The policies which Zimbabwe needs to revive its economy are not complex. They simply require the political will to end a regime rooted in theft and corruption. The most daunting challenge will be how the opposition and outside world should respond if Mr. Mugabe once again succeeds in stealing the election. Mr. Mugabe is generally indifferent to the views of other countries. The SADC countries attempted to negotiate conditions for the current election with Mr. Mugabe but he rejected most of their proposals. If the SADC countries criticize the current election, he will also ignore their criticism. The more daunting question is what will happen if Mr. Mugabe faces domestic resistance. The recent experience of Kenya demonstrates that election rigging can backfire. But Zimbabweans have so far been reluctant to engage in serious civil unrest in order to challenge President Mugabe.
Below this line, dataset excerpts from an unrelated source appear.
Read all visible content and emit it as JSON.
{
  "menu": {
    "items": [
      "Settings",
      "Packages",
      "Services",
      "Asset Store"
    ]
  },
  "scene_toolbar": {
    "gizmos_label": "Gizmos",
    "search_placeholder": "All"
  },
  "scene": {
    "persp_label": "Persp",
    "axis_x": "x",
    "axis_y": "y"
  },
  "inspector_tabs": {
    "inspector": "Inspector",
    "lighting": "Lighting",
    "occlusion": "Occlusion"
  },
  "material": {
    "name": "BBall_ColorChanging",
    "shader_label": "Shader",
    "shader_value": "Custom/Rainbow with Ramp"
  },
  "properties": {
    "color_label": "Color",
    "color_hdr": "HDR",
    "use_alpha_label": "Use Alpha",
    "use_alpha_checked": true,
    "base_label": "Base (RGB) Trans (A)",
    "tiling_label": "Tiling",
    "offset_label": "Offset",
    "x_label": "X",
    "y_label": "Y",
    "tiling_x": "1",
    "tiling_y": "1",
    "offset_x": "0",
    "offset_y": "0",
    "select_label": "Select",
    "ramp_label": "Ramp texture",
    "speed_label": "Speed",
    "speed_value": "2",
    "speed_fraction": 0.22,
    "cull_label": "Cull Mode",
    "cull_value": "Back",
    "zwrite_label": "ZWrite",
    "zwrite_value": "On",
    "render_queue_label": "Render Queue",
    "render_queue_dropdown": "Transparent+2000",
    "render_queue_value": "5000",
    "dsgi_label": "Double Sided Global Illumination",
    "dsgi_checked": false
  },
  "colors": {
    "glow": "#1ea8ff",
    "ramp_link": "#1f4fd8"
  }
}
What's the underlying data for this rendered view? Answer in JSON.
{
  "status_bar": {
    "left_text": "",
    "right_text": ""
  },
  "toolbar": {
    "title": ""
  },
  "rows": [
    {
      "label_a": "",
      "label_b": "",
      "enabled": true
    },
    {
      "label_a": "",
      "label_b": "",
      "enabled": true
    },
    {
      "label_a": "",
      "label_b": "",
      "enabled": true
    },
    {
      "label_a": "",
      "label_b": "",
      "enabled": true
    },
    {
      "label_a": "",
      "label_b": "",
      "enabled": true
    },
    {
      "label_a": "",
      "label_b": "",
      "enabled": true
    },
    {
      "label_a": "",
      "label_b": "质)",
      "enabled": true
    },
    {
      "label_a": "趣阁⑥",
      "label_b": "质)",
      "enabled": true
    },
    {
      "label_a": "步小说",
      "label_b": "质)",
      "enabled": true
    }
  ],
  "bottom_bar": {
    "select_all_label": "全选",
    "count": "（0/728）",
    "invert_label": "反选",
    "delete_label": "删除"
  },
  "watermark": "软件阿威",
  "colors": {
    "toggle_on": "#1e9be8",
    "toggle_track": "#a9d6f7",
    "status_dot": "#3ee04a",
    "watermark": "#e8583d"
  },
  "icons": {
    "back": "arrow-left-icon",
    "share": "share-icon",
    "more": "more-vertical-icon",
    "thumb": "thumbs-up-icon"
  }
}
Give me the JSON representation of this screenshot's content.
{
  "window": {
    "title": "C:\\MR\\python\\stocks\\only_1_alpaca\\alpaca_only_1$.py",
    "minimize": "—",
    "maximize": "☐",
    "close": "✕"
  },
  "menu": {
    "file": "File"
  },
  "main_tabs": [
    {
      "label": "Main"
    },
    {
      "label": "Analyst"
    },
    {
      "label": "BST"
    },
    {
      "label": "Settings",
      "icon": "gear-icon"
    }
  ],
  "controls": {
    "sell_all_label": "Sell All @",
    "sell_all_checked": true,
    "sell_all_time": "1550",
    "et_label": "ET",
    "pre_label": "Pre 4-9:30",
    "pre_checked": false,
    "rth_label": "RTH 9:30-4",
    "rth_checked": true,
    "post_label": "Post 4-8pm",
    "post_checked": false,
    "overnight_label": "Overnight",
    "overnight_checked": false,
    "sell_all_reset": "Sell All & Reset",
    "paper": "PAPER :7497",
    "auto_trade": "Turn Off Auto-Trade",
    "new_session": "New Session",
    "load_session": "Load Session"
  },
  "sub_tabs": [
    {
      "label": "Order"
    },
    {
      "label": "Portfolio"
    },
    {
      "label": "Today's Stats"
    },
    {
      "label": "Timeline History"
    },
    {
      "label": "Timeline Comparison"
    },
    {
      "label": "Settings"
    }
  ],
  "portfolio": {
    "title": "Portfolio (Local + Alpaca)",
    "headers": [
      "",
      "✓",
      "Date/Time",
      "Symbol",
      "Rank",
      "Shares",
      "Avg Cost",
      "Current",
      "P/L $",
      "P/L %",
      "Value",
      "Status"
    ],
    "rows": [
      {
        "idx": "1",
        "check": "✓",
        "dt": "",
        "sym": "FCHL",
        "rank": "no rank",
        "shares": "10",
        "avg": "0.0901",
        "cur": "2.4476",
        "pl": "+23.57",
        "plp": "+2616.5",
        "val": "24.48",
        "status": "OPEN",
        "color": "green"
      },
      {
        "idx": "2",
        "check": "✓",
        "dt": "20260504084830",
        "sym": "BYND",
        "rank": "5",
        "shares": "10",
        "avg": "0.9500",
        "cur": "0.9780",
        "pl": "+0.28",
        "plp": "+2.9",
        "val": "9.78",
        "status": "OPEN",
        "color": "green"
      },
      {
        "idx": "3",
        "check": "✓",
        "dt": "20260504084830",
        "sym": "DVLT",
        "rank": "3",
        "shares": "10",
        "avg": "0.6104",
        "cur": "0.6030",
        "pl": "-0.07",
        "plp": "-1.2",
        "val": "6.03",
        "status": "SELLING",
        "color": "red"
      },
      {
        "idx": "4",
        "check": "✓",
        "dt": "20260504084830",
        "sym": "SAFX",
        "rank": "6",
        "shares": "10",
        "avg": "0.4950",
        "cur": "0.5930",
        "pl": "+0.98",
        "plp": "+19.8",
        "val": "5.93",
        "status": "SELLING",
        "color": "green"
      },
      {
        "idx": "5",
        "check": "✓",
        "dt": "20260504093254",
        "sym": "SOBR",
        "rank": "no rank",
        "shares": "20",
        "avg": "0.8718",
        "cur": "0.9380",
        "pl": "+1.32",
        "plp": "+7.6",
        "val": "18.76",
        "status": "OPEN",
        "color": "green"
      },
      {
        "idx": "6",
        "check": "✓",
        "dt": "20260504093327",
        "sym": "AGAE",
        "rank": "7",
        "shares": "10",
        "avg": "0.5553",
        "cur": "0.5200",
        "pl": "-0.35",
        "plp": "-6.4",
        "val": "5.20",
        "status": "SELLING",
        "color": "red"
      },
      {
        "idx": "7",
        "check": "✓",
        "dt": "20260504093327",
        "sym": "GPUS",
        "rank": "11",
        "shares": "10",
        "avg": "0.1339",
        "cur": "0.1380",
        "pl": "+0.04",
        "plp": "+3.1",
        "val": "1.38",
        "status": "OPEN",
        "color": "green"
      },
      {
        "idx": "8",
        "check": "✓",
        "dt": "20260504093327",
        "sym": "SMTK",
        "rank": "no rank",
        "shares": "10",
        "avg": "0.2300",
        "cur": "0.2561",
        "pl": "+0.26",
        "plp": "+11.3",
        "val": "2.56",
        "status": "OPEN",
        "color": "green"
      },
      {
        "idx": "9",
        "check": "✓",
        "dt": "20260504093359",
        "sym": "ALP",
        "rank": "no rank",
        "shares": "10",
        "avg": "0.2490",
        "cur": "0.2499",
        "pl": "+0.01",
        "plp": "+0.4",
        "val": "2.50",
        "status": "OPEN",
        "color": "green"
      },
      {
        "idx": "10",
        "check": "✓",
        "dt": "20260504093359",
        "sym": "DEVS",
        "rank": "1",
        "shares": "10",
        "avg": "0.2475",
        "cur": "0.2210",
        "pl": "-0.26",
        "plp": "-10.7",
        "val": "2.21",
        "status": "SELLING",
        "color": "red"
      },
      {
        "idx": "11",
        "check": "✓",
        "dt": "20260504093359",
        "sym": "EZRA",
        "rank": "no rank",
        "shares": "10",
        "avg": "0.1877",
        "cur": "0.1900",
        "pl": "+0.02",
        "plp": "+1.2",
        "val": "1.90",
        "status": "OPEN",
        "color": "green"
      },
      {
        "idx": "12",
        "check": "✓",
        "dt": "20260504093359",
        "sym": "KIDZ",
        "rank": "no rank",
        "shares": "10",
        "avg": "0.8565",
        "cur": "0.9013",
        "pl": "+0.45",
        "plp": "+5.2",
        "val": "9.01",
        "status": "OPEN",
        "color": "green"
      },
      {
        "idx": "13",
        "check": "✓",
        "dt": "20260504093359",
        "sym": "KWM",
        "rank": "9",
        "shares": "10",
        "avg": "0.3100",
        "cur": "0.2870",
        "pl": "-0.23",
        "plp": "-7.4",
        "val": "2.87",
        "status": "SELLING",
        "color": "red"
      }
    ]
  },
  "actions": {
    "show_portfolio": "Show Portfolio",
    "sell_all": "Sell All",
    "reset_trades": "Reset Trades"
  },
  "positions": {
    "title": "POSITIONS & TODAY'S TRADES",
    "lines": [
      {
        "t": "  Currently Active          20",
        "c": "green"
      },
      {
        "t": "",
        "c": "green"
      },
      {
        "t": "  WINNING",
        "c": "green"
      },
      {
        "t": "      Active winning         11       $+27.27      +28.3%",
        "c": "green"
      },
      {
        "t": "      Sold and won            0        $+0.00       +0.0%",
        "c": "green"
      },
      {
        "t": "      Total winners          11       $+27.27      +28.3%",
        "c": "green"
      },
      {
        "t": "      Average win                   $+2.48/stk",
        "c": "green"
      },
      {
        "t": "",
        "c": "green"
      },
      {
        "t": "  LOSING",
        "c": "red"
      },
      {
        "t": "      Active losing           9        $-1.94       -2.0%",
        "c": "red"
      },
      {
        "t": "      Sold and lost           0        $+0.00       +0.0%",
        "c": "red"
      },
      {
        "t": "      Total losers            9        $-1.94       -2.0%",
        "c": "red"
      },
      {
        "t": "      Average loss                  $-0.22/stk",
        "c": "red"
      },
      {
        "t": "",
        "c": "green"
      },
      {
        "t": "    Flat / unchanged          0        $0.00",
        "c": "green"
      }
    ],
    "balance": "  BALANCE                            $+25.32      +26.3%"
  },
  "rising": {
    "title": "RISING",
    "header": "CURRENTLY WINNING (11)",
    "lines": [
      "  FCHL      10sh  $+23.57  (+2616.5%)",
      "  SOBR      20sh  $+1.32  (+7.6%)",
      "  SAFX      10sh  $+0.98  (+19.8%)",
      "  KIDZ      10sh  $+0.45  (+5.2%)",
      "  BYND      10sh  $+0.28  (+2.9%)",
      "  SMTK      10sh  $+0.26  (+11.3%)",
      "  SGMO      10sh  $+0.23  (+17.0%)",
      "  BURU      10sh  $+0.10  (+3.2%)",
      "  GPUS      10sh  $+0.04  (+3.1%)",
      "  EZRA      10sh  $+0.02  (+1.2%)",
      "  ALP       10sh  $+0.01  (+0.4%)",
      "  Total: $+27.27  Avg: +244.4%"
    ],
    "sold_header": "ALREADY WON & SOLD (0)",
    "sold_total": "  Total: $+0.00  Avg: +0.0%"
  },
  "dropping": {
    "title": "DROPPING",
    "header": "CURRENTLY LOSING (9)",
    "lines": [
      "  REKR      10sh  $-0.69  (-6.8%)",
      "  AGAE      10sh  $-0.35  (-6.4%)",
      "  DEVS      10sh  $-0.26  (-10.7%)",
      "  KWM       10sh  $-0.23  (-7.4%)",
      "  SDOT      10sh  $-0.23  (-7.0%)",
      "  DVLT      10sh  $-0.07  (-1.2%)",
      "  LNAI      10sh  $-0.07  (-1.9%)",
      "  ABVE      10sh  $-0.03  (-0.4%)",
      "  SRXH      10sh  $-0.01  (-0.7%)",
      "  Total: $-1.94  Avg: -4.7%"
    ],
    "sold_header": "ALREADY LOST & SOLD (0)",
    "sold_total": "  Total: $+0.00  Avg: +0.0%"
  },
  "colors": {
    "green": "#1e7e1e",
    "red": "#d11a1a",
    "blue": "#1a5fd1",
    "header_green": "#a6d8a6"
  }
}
As one ambassador noted, “The Mashona prefer flight to fight.” But the situation in Zimbabwe is now so desperate that it is difficult to believe the population will remain totally passive in the face of new electoral fraud. Western countries should attempt to encourage the opposition by making explicit promises of financial aid if Mr. Mugabe is removed. They should also recruit experts on non-violent resistance with experience from recent upheavals in the Ukraine and Serbia to educate the opposition on how it can challenge an authoritarian regime. The SADC countries could finally make a difference by offering support to Mr. Mugabe’s opponents and offering them a home if they have to flee the country. Mr. Mugabe is 84 years old and cannot remain in power indefinitely. But the devastation he has inflicted on his country is so great that every action must be taken to end his rule as quickly as possible.